The new metrics complement the frequently used root mean square error (RMSE), with the following: the delay-compensated RMSE (RMSEDC), the delay-compensated RMSE into the 25-75% of the extremes (RMSEDC-25/75), the overshooting/undershooting (OS/US); the mean delay (MD25/75), the peak delay (PD); and the noise energy ratio (ENOISEnorm). We have applied the parameters to 5 synthetic test-profiles (TP) that emulate prediction profiles. TP_1-2 are built by adding a constant delay (15&10 min respectively) to an original CGM profile, and artificial deformations at the local maxima (TP_2).
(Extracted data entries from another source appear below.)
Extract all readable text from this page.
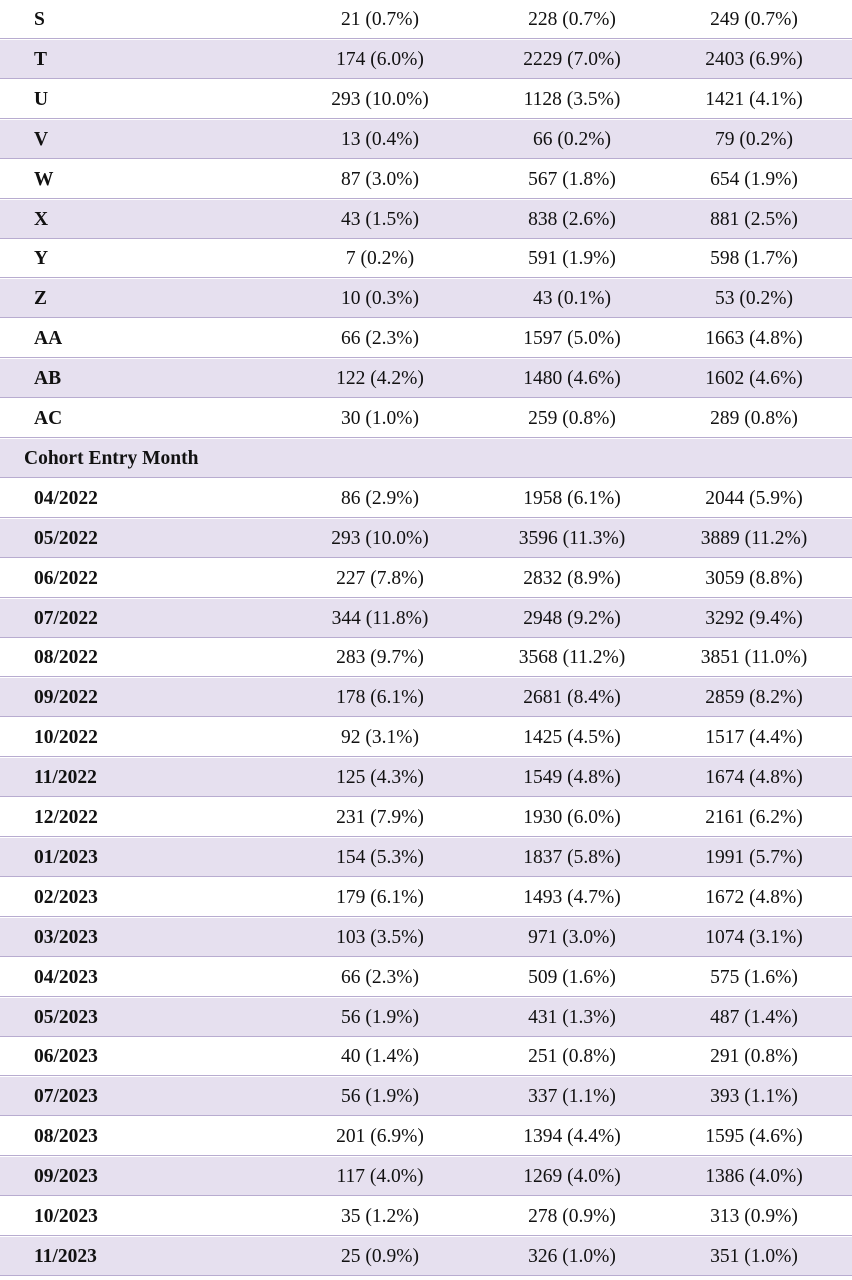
S	21 (0.7%)	228 (0.7%)	249 (0.7%)
T	174 (6.0%)	2229 (7.0%)	2403 (6.9%)
U	293 (10.0%)	1128 (3.5%)	1421 (4.1%)
V	13 (0.4%)	66 (0.2%)	79 (0.2%)
W	87 (3.0%)	567 (1.8%)	654 (1.9%)
X	43 (1.5%)	838 (2.6%)	881 (2.5%)
Y	7 (0.2%)	591 (1.9%)	598 (1.7%)
Z	10 (0.3%)	43 (0.1%)	53 (0.2%)
AA	66 (2.3%)	1597 (5.0%)	1663 (4.8%)
AB	122 (4.2%)	1480 (4.6%)	1602 (4.6%)
AC	30 (1.0%)	259 (0.8%)	289 (0.8%)
Cohort Entry Month
04/2022	86 (2.9%)	1958 (6.1%)	2044 (5.9%)
05/2022	293 (10.0%)	3596 (11.3%)	3889 (11.2%)
06/2022	227 (7.8%)	2832 (8.9%)	3059 (8.8%)
07/2022	344 (11.8%)	2948 (9.2%)	3292 (9.4%)
08/2022	283 (9.7%)	3568 (11.2%)	3851 (11.0%)
09/2022	178 (6.1%)	2681 (8.4%)	2859 (8.2%)
10/2022	92 (3.1%)	1425 (4.5%)	1517 (4.4%)
11/2022	125 (4.3%)	1549 (4.8%)	1674 (4.8%)
12/2022	231 (7.9%)	1930 (6.0%)	2161 (6.2%)
01/2023	154 (5.3%)	1837 (5.8%)	1991 (5.7%)
02/2023	179 (6.1%)	1493 (4.7%)	1672 (4.8%)
03/2023	103 (3.5%)	971 (3.0%)	1074 (3.1%)
04/2023	66 (2.3%)	509 (1.6%)	575 (1.6%)
05/2023	56 (1.9%)	431 (1.3%)	487 (1.4%)
06/2023	40 (1.4%)	251 (0.8%)	291 (0.8%)
07/2023	56 (1.9%)	337 (1.1%)	393 (1.1%)
08/2023	201 (6.9%)	1394 (4.4%)	1595 (4.6%)
09/2023	117 (4.0%)	1269 (4.0%)	1386 (4.0%)
10/2023	35 (1.2%)	278 (0.9%)	313 (0.9%)
11/2023	25 (0.9%)	326 (1.0%)	351 (1.0%)
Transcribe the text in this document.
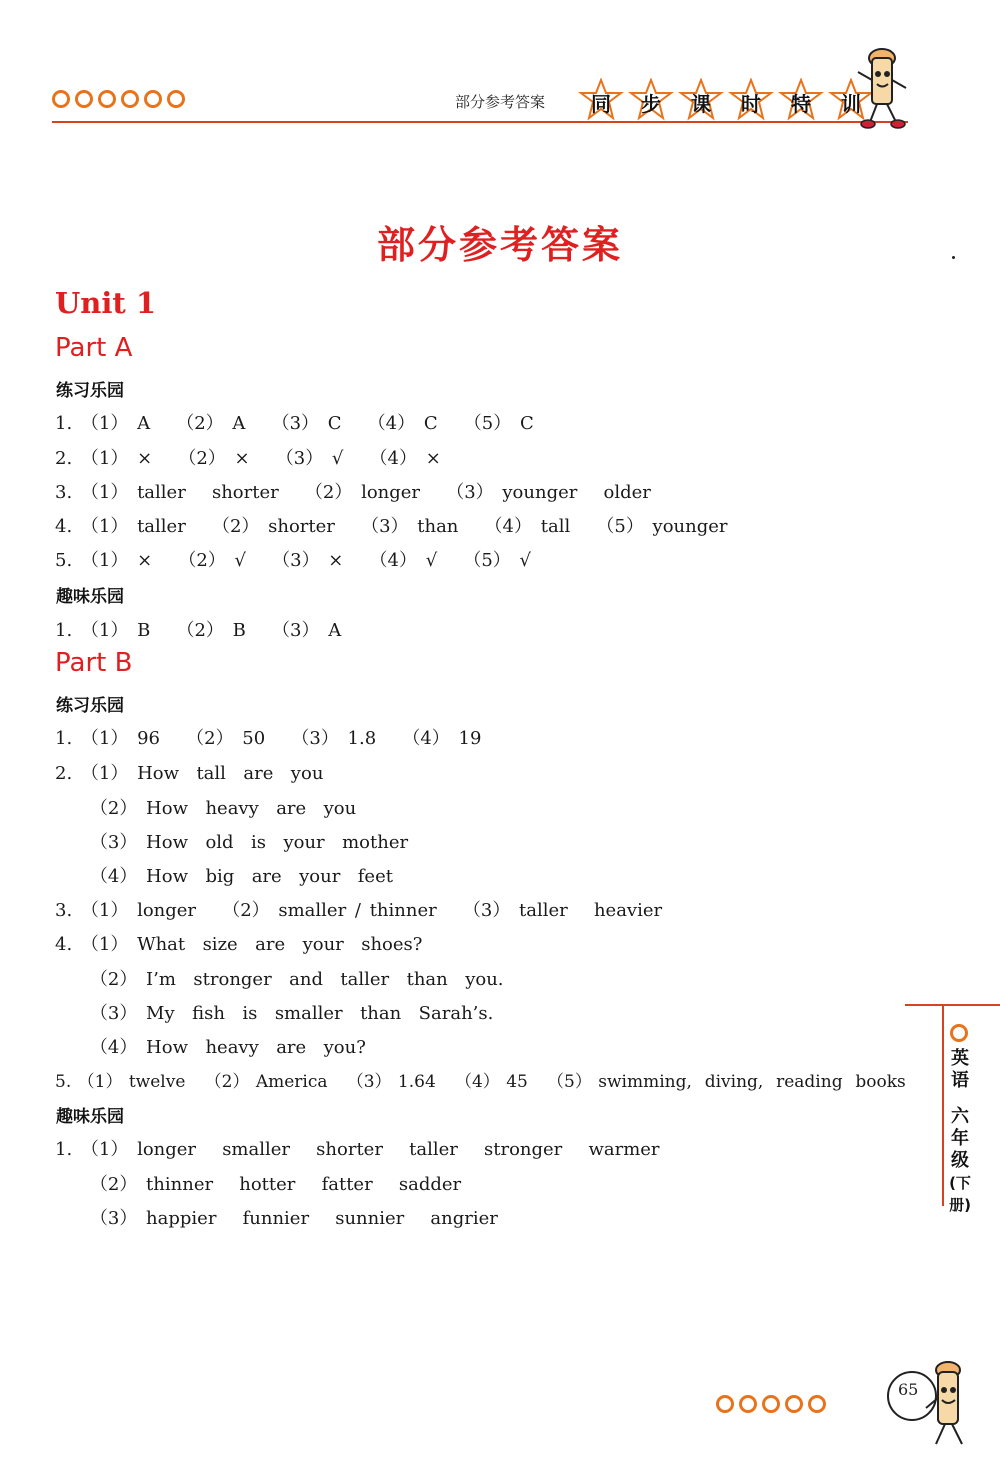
部分参考答案	同	步	课	时	特	训
部分参考答案
Unit 1
Part A
练习乐园
1. （1） A   （2） A   （3） C   （4） C   （5） C
2. （1） ×   （2） ×   （3） √   （4） ×
3. （1） taller   shorter   （2） longer   （3） younger   older
4. （1） taller   （2） shorter   （3） than   （4） tall   （5） younger
5. （1） ×   （2） √   （3） ×   （4） √   （5） √
趣味乐园
1. （1） B   （2） B   （3） A
Part B
练习乐园
1. （1） 96   （2） 50   （3） 1.8   （4） 19
2. （1） How  tall  are  you
（2） How  heavy  are  you
（3） How  old  is  your  mother
（4） How  big  are  your  feet
3. （1） longer   （2） smaller / thinner   （3） taller   heavier
4. （1） What  size  are  your  shoes?
（2） I’m  stronger  and  taller  than  you.
（3） My  fish  is  smaller  than  Sarah’s.
（4） How  heavy  are  you?
5. （1） twelve   （2） America   （3） 1.64   （4） 45   （5） swimming,  diving,  reading  books
趣味乐园
1. （1） longer   smaller   shorter   taller   stronger   warmer
（2） thinner   hotter   fatter   sadder
（3） happier   funnier   sunnier   angrier
英语
六年级
(下册)
65
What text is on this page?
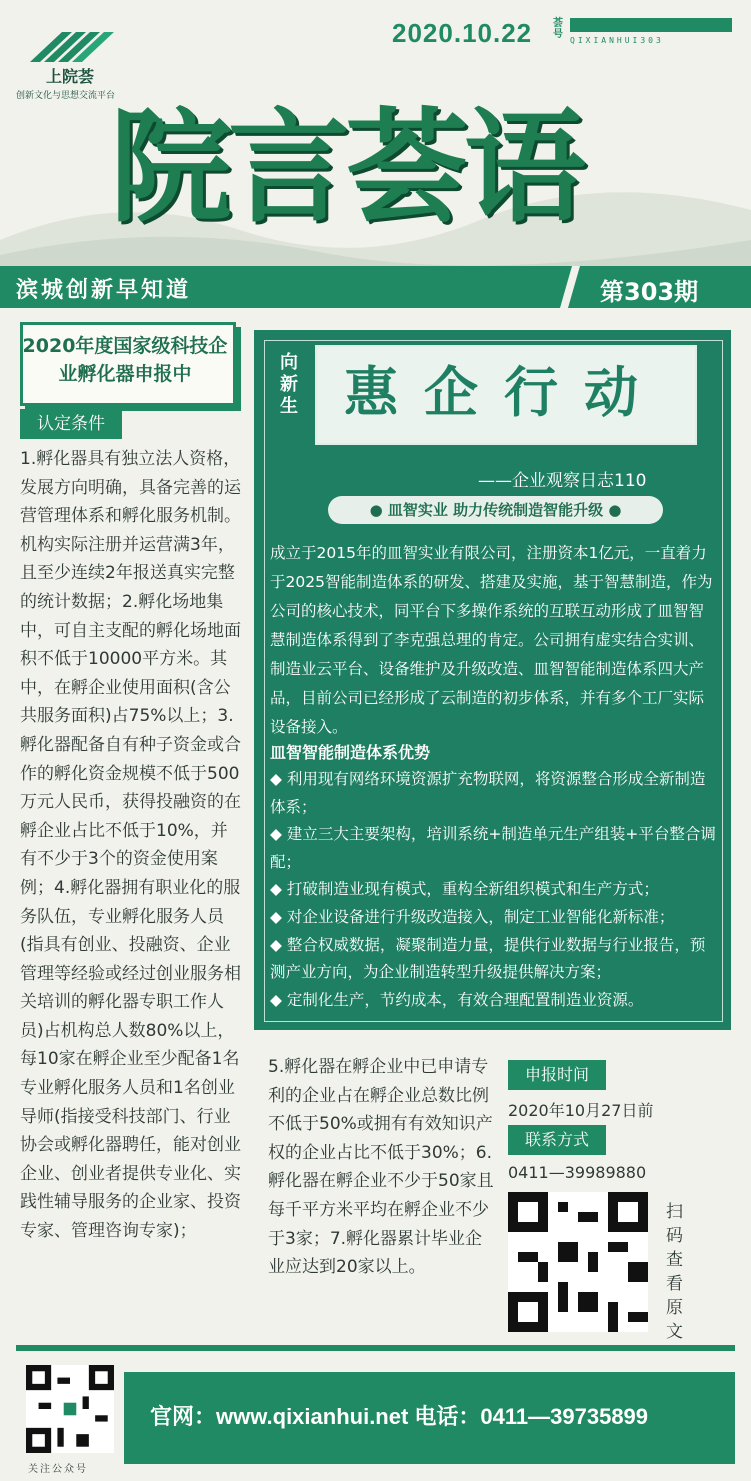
上院荟
创新文化与思想交流平台
2020.10.22 荟号
QIXIANHUI303
院言荟语
滨城创新早知道	第303期
2020年度国家级科技企业孵化器申报中
认定条件
1.孵化器具有独立法人资格，发展方向明确，具备完善的运营管理体系和孵化服务机制。机构实际注册并运营满3年，且至少连续2年报送真实完整的统计数据；2.孵化场地集中，可自主支配的孵化场地面积不低于10000平方米。其中，在孵企业使用面积(含公共服务面积)占75%以上；3.孵化器配备自有种子资金或合作的孵化资金规模不低于500万元人民币，获得投融资的在孵企业占比不低于10%，并有不少于3个的资金使用案例；4.孵化器拥有职业化的服务队伍，专业孵化服务人员(指具有创业、投融资、企业管理等经验或经过创业服务相关培训的孵化器专职工作人员)占机构总人数80%以上，每10家在孵企业至少配备1名专业孵化服务人员和1名创业导师(指接受科技部门、行业协会或孵化器聘任，能对创业企业、创业者提供专业化、实践性辅导服务的企业家、投资专家、管理咨询专家)；
向
新
生 惠企行动
——企业观察日志110
● 皿智实业 助力传统制造智能升级 ●
成立于2015年的皿智实业有限公司，注册资本1亿元，一直着力于2025智能制造体系的研发、搭建及实施，基于智慧制造，作为公司的核心技术，同平台下多操作系统的互联互动形成了皿智智慧制造体系得到了李克强总理的肯定。公司拥有虚实结合实训、制造业云平台、设备维护及升级改造、皿智智能制造体系四大产品，目前公司已经形成了云制造的初步体系，并有多个工厂实际设备接入。
皿智智能制造体系优势
◆ 利用现有网络环境资源扩充物联网，将资源整合形成全新制造体系；
◆ 建立三大主要架构，培训系统+制造单元生产组装+平台整合调配；
◆ 打破制造业现有模式，重构全新组织模式和生产方式；
◆ 对企业设备进行升级改造接入，制定工业智能化新标准；
◆ 整合权威数据，凝聚制造力量，提供行业数据与行业报告，预测产业方向，为企业制造转型升级提供解决方案；
◆ 定制化生产，节约成本，有效合理配置制造业资源。
5.孵化器在孵企业中已申请专利的企业占在孵企业总数比例不低于50%或拥有有效知识产权的企业占比不低于30%；6.孵化器在孵企业不少于50家且每千平方米平均在孵企业不少于3家；7.孵化器累计毕业企业应达到20家以上。
申报时间
2020年10月27日前
联系方式
0411—39989880
扫码查看原文
官网：www.qixianhui.net 电话：0411—39735899
关注公众号
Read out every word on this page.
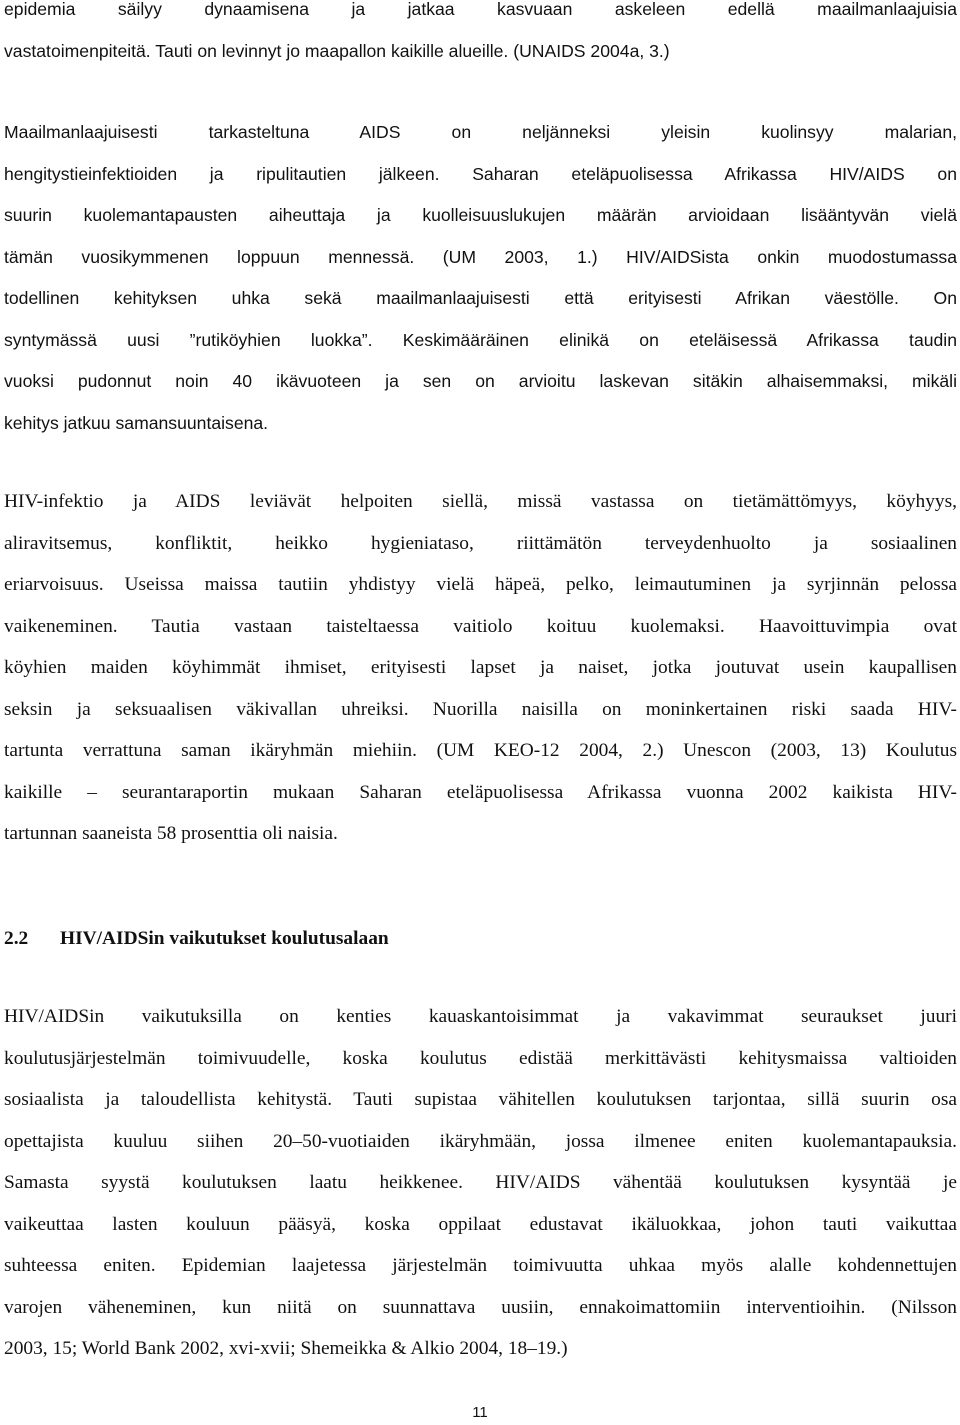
epidemia säilyy dynaamisena ja jatkaa kasvuaan askeleen edellä maailmanlaajuisia
vastatoimenpiteitä. Tauti on levinnyt jo maapallon kaikille alueille. (UNAIDS 2004a, 3.)

Maailmanlaajuisesti tarkasteltuna AIDS on neljänneksi yleisin kuolinsyy malarian,
hengitystieinfektioiden ja ripulitautien jälkeen. Saharan eteläpuolisessa Afrikassa HIV/AIDS on
suurin kuolemantapausten aiheuttaja ja kuolleisuuslukujen määrän arvioidaan lisääntyvän vielä
tämän vuosikymmenen loppuun mennessä. (UM 2003, 1.) HIV/AIDSista onkin muodostumassa
todellinen kehityksen uhka sekä maailmanlaajuisesti että erityisesti Afrikan väestölle. On
syntymässä uusi ”rutiköyhien luokka”. Keskimääräinen elinikä on eteläisessä Afrikassa taudin
vuoksi pudonnut noin 40 ikävuoteen ja sen on arvioitu laskevan sitäkin alhaisemmaksi, mikäli
kehitys jatkuu samansuuntaisena.

HIV-infektio ja AIDS leviävät helpoiten siellä, missä vastassa on tietämättömyys, köyhyys,
aliravitsemus, konfliktit, heikko hygieniataso, riittämätön terveydenhuolto ja sosiaalinen
eriarvoisuus. Useissa maissa tautiin yhdistyy vielä häpeä, pelko, leimautuminen ja syrjinnän pelossa
vaikeneminen. Tautia vastaan taisteltaessa vaitiolo koituu kuolemaksi. Haavoittuvimpia ovat
köyhien maiden köyhimmät ihmiset, erityisesti lapset ja naiset, jotka joutuvat usein kaupallisen
seksin ja seksuaalisen väkivallan uhreiksi. Nuorilla naisilla on moninkertainen riski saada HIV-
tartunta verrattuna saman ikäryhmän miehiin. (UM KEO-12 2004, 2.) Unescon (2003, 13) Koulutus
kaikille – seurantaraportin mukaan Saharan eteläpuolisessa Afrikassa vuonna 2002 kaikista HIV-
tartunnan saaneista 58 prosenttia oli naisia.

2.2 HIV/AIDSin vaikutukset koulutusalaan

HIV/AIDSin vaikutuksilla on kenties kauaskantoisimmat ja vakavimmat seuraukset juuri
koulutusjärjestelmän toimivuudelle, koska koulutus edistää merkittävästi kehitysmaissa valtioiden
sosiaalista ja taloudellista kehitystä. Tauti supistaa vähitellen koulutuksen tarjontaa, sillä suurin osa
opettajista kuuluu siihen 20–50-vuotiaiden ikäryhmään, jossa ilmenee eniten kuolemantapauksia.
Samasta syystä koulutuksen laatu heikkenee. HIV/AIDS vähentää koulutuksen kysyntää je
vaikeuttaa lasten kouluun pääsyä, koska oppilaat edustavat ikäluokkaa, johon tauti vaikuttaa
suhteessa eniten. Epidemian laajetessa järjestelmän toimivuutta uhkaa myös alalle kohdennettujen
varojen väheneminen, kun niitä on suunnattava uusiin, ennakoimattomiin interventioihin. (Nilsson
2003, 15; World Bank 2002, xvi-xvii; Shemeikka & Alkio 2004, 18–19.)

11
TP_3-4-5 correspond to a 10 min delayed CGM profile, adding differet types of noise (20dBW WGN in TP_3, plus extra high&low frequency noise in TP_4-5 respectively).

figura_v4.png

Figure. Synthetic test profiles

Results

The RMSE is not able to discriminate among TP_1-2-3, having clearly distinct performance (Figure 1) (RMSE:13.0-12.2-13.9), while the proposed metrics reveal their differences (RMSEDC:0-7.0-8.9, RMSEDC-25/75:0-0-9.4). MD25/75 detects the delay in 4 out of 5 TPs and PD reveals if that delay is homogeneous. OS/US analysis allows a critical insight about the absence of false-alarms/false-negatives. ENOISEnorm reveals the presence of an extra medium-low-frequency noise in TP_4-5 vs. TP_3 (ENOISEnorm:4.27-8.09-9.85).

Conclusions

The proposed metrics allow an in-depth characterization of glucose predictors, helpint to select the optimum prediction technique depending on the specific application.